Dirck was the younger brother (perhaps by as much as ten years) and pupil of Frans Hals, who had emigrated north from his native Antwerp with his parents at least by 1591, the year that saw Dirck's birth in Haarlem. He became best known for the genre of 'merry companies', which was first introduced to the Haarlem painters by the Rotterdam artist Willem Buytewech, who lived in Haarlem between 1612 and 1617. Dirck assimilated a style that drew both on Buytewech and his brother.

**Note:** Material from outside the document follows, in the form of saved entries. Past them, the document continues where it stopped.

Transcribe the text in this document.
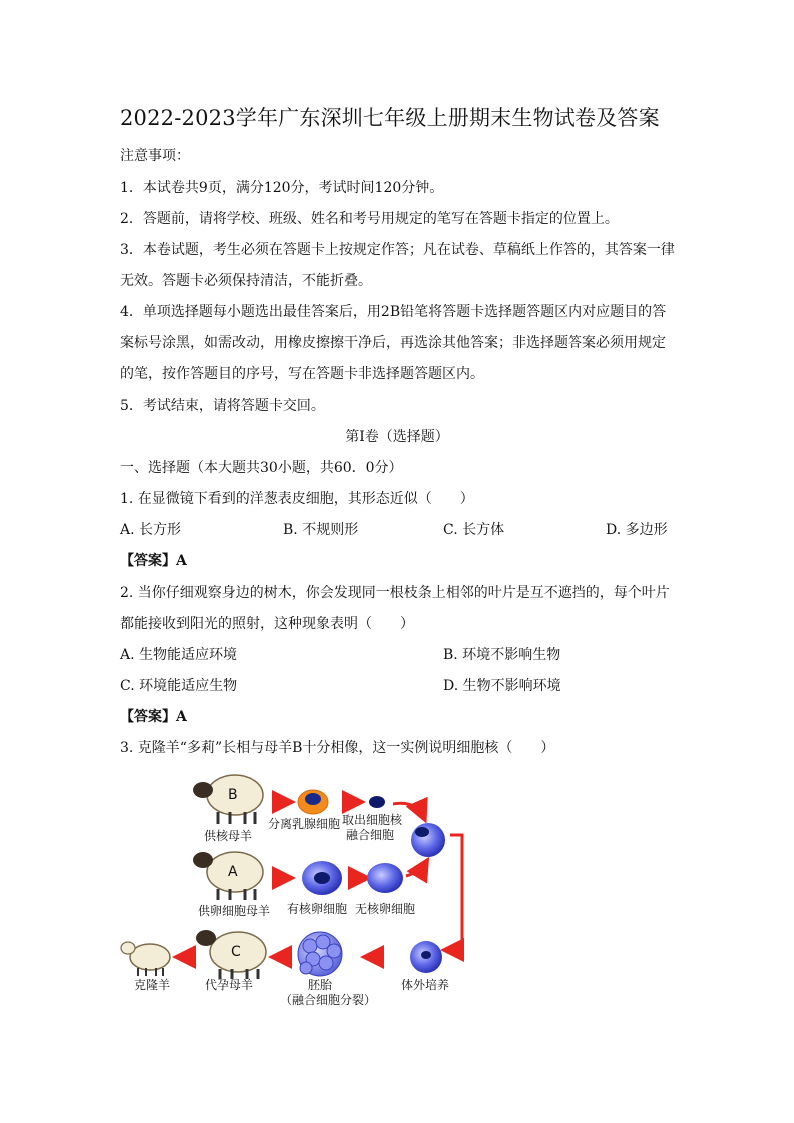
2022-2023学年广东深圳七年级上册期末生物试卷及答案
注意事项：
1．本试卷共9页，满分120分，考试时间120分钟。
2．答题前，请将学校、班级、姓名和考号用规定的笔写在答题卡指定的位置上。
3．本卷试题，考生必须在答题卡上按规定作答；凡在试卷、草稿纸上作答的，其答案一律
无效。答题卡必须保持清洁，不能折叠。
4．单项选择题每小题选出最佳答案后，用2B铅笔将答题卡选择题答题区内对应题目的答
案标号涂黑，如需改动，用橡皮擦擦干净后，再选涂其他答案；非选择题答案必须用规定
的笔，按作答题目的序号，写在答题卡非选择题答题区内。
5．考试结束，请将答题卡交回。
第Ⅰ卷（选择题）
一、选择题（本大题共30小题，共60．0分）
1. 在显微镜下看到的洋葱表皮细胞，其形态近似（　　）
A. 长方形	B. 不规则形	C. 长方体	D. 多边形
【答案】A
2. 当你仔细观察身边的树木，你会发现同一根枝条上相邻的叶片是互不遮挡的，每个叶片
都能接收到阳光的照射，这种现象表明（　　）
A. 生物能适应环境	B. 环境不影响生物
C. 环境能适应生物	D. 生物不影响环境
【答案】A
3. 克隆羊“多莉”长相与母羊B十分相像，这一实例说明细胞核（　　）
B
供核母羊
分离乳腺细胞 取出细胞核
融合细胞
A
供卵细胞母羊 有核卵细胞 无核卵细胞
体外培养
胚胎
（融合细胞分裂）
C
代孕母羊
克隆羊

The present lot is one of Hals’ two earliest known interiors; the other is in the Hermitage, St. Petersburg (inv. no. 2814), and is also dated 1623. The works from this period show Hals was strongly influenced by Willem Buytewech, even to the point of including figures in his paintings that derive directly from Buytewech’s work. In this case, Hals has borrowed both the lady that is seated behind the table and the gentleman behind, resting his elbow on the ledge from Buytewech’s drawing Merry company on a terrace in the Boymans Museum, Rotterdam (inv. no. H 165)
Whilst the depiction of merry companies had been popular since the beginning of the 17th century, they were normally set in elegant gardens or outdoor terraces. Hals’ innovative approach to the subject moved the figures indoors in the early 1620s, resulting in a more intimate and relaxed atmosphere.